FROM THE JOURNAL OF CLINICAL ONCOLOGY
Current evidence supports testing colorectal cancers for genetic mutations in the epidermal growth factor receptor (EGFR) signaling pathway because the results provide clinically actionable information, according to a new clinical practice guideline published in the Journal of Clinical Oncology.
In contrast, the evidence is inadequate at this time to recommend either for or against several other mutational analyses, such as PIK3CA, PTEN, or BRAF V600 testing. This guideline is intended “to help establish standard molecular biomarker testing, guide targeted therapies, and advance personalized care for colorectal cancer patients,” said Antonia R. Sepulveda, MD, PhD, and her associates on the guideline committee.
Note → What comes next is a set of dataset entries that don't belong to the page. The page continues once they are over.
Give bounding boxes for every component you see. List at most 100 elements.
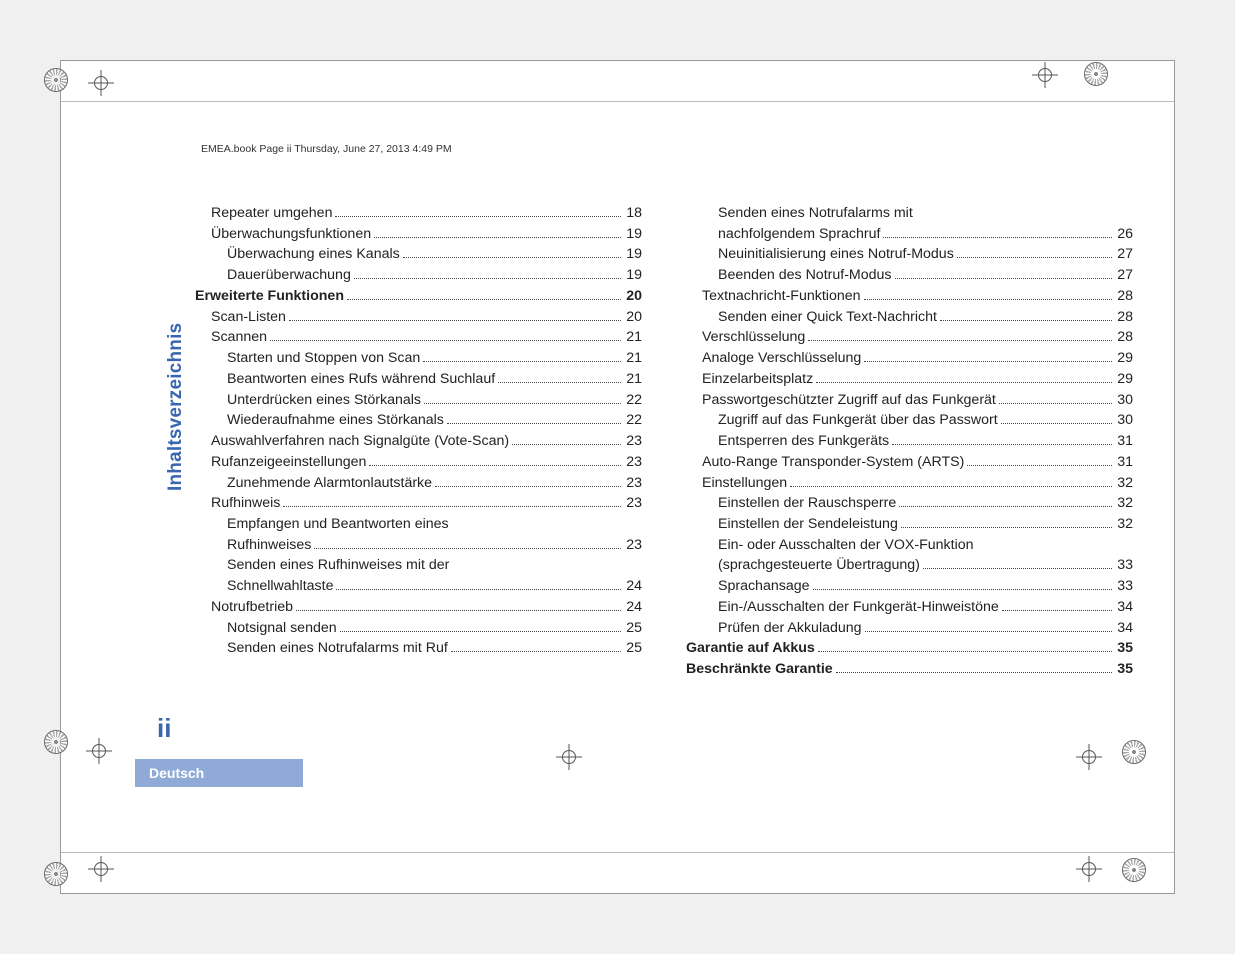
toc-leader (816, 382, 1112, 383)
toc-text: Wiederaufnahme eines Störkanals (227, 410, 444, 431)
registration-cross-icon (1032, 62, 1058, 88)
toc-text: Schnellwahltaste (227, 576, 333, 597)
toc-leader (498, 382, 621, 383)
toc-leader (940, 320, 1112, 321)
registration-mark-icon (1120, 738, 1148, 766)
registration-cross-icon (1076, 744, 1102, 770)
toc-entry: Analoge Verschlüsselung29 (686, 348, 1133, 369)
toc-entry: Textnachricht-Funktionen28 (686, 286, 1133, 307)
toc-text: Garantie auf Akkus (686, 638, 815, 659)
toc-page: 22 (624, 390, 642, 411)
toc-page: 20 (624, 286, 642, 307)
toc-leader (957, 257, 1112, 258)
toc-text: Beantworten eines Rufs während Suchlauf (227, 369, 495, 390)
toc-entry: Entsperren des Funkgeräts31 (686, 431, 1133, 452)
toc-page: 27 (1115, 265, 1133, 286)
toc-page: 24 (624, 597, 642, 618)
toc-entry: Scan-Listen20 (195, 307, 642, 328)
toc-text: Unterdrücken eines Störkanals (227, 390, 421, 411)
toc-page: 32 (1115, 473, 1133, 494)
toc-entry: Sprachansage33 (686, 576, 1133, 597)
toc-text: Notsignal senden (227, 618, 337, 639)
toc-text: Analoge Verschlüsselung (702, 348, 861, 369)
toc-entry: (sprachgesteuerte Übertragung)33 (686, 555, 1133, 576)
toc-entry: Rufhinweis23 (195, 493, 642, 514)
toc-leader (423, 361, 621, 362)
toc-page: 25 (624, 638, 642, 659)
registration-mark-icon (42, 728, 70, 756)
toc-text: Sprachansage (718, 576, 810, 597)
toc-entry: Senden eines Rufhinweises mit der (195, 555, 642, 576)
toc-text: Starten und Stoppen von Scan (227, 348, 420, 369)
toc-text: Einzelarbeitsplatz (702, 369, 813, 390)
toc-page: 19 (624, 265, 642, 286)
toc-entry: Neuinitialisierung eines Notruf-Modus27 (686, 244, 1133, 265)
toc-entry: Senden eines Notrufalarms mit Ruf 25 (195, 638, 642, 659)
document-page: EMEA.book Page ii Thursday, June 27, 201… (60, 60, 1175, 894)
toc-text: Scannen (211, 327, 267, 348)
toc-text: Überwachungsfunktionen (211, 224, 371, 245)
toc-entry: Repeater umgehen18 (195, 203, 642, 224)
toc-entry: Empfangen und Beantworten eines (195, 514, 642, 535)
toc-entry: Passwortgeschützter Zugriff auf das Funk… (686, 390, 1133, 411)
toc-entry: Beantworten eines Rufs während Suchlauf2… (195, 369, 642, 390)
toc-text: Prüfen der Akkuladung (718, 618, 862, 639)
registration-mark-icon (1120, 856, 1148, 884)
toc-leader (790, 486, 1112, 487)
toc-entry: Einstellungen 32 (686, 473, 1133, 494)
toc-page: 29 (1115, 369, 1133, 390)
toc-leader (1001, 423, 1113, 424)
toc-page: 34 (1115, 597, 1133, 618)
toc-leader (999, 403, 1112, 404)
toc-leader (354, 278, 621, 279)
toc-leader (340, 631, 622, 632)
toc-entry: Einstellen der Rauschsperre32 (686, 493, 1133, 514)
toc-leader (808, 340, 1112, 341)
toc-leader (289, 320, 621, 321)
toc-entry: Garantie auf Akkus 35 (686, 638, 1133, 659)
toc-entry: Überwachung eines Kanals19 (195, 244, 642, 265)
toc-entry: Ein-/Ausschalten der Funkgerät-Hinweistö… (686, 597, 1133, 618)
toc-page: 23 (624, 431, 642, 452)
registration-cross-icon (88, 70, 114, 96)
toc-text: Empfangen und Beantworten eines (227, 514, 449, 535)
toc-leader (296, 610, 621, 611)
toc-page: 23 (624, 452, 642, 473)
toc-leader (424, 403, 621, 404)
toc-leader (967, 465, 1112, 466)
toc-page: 19 (624, 224, 642, 245)
toc-page: 30 (1115, 390, 1133, 411)
toc-page: 35 (1115, 638, 1133, 659)
toc-text: Zugriff auf das Funkgerät über das Passw… (718, 410, 998, 431)
toc-entry: Beschränkte Garantie35 (686, 659, 1133, 680)
toc-entry: Notsignal senden25 (195, 618, 642, 639)
toc-text: (sprachgesteuerte Übertragung) (718, 555, 920, 576)
toc-text: Ein-/Ausschalten der Funkgerät-Hinweistö… (718, 597, 999, 618)
toc-text: Neuinitialisierung eines Notruf-Modus (718, 244, 954, 265)
toc-leader (892, 444, 1112, 445)
toc-text: Entsperren des Funkgeräts (718, 431, 889, 452)
toc-entry: Prüfen der Akkuladung34 (686, 618, 1133, 639)
toc-page: 23 (624, 473, 642, 494)
toc-page: 19 (624, 244, 642, 265)
toc-page: 24 (624, 576, 642, 597)
toc-text: Einstellungen (702, 473, 787, 494)
language-bar: Deutsch (135, 759, 303, 787)
toc-page: 22 (624, 410, 642, 431)
toc-leader (836, 672, 1113, 673)
toc-text: Scan-Listen (211, 307, 286, 328)
toc-text: Senden eines Notrufalarms mit (718, 203, 913, 224)
registration-mark-icon (42, 66, 70, 94)
toc-text: Senden eines Notrufalarms mit Ruf (227, 638, 448, 659)
toc-page: 26 (1115, 224, 1133, 245)
toc-text: Dauerüberwachung (227, 265, 351, 286)
toc-text: Auswahlverfahren nach Signalgüte (Vote-S… (211, 431, 509, 452)
toc-text: Verschlüsselung (702, 327, 805, 348)
toc-leader (314, 548, 621, 549)
toc-leader (901, 527, 1112, 528)
toc-leader (883, 237, 1112, 238)
toc-text: Beenden des Notruf-Modus (718, 265, 892, 286)
toc-text: Passwortgeschützter Zugriff auf das Funk… (702, 390, 996, 411)
toc-page: 18 (624, 203, 642, 224)
toc-entry: Beenden des Notruf-Modus 27 (686, 265, 1133, 286)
The guideline is meant for use by oncologists and other clinicians, pathologists, laboratory employees, molecular diagnostics professionals, scientists, government agencies, nonprofit organizations, patients, and patient advocates. It includes 21 recommendations and was developed jointly by the American Society for Clinical Pathology, the College of American Pathologists, the Association for Molecular Pathology, and the American Society of Clinical Oncology. The groups based these recommendations on a comprehensive review of 123 randomized controlled studies, comparative studies, existing practice guidelines, consensus documents, and meta-analyses published in the medical literature or presented at meetings since 2008, said Dr. Sepulveda, professor of pathology and cell biology at Columbia University, New York, and her associates (J Clin Oncol. 2017 Feb 6. doi: 10.1200/JCO.2016.71.9807.
Among the strongest recommendations based on the highest-quality evidence:
• Patients with colorectal carcinoma who are being considered for anti-EGFR therapy must undergo RAS mutational testing, and KRAS and NRAS mutations are reliable predictors that this therapy will not be beneficial.
• Analysis of BRAF and MMR mutations have clear prognostic value, and MMR status is emerging as predictive in patients with advanced disease being considered for anti-PD-1/PD-L1 treatment.
• Laboratories must use validated molecular testing methods and follow accepted standards for molecular diagnostic tests. They should include in their reports a “results and interpretation” section readily understandable to oncologists and pathologists.
• Laboratories must incorporate colorectal carcinoma molecular biomarker testing methods into their overall quality improvement programs and must participate in formal proficiency testing programs or an appropriate alternative.
Several recommendations address the importance of timeliness in performing genetic testing on colorectal cancers. Professionals and staff must expedite sending specimens to specialty laboratories, performing all biomarker tests, and reporting all test results to clinicians. It is “suggested” that molecular diagnostics laboratories aim for a benchmark of 90% of reports available within 10 working days from date of receipt of the specimen.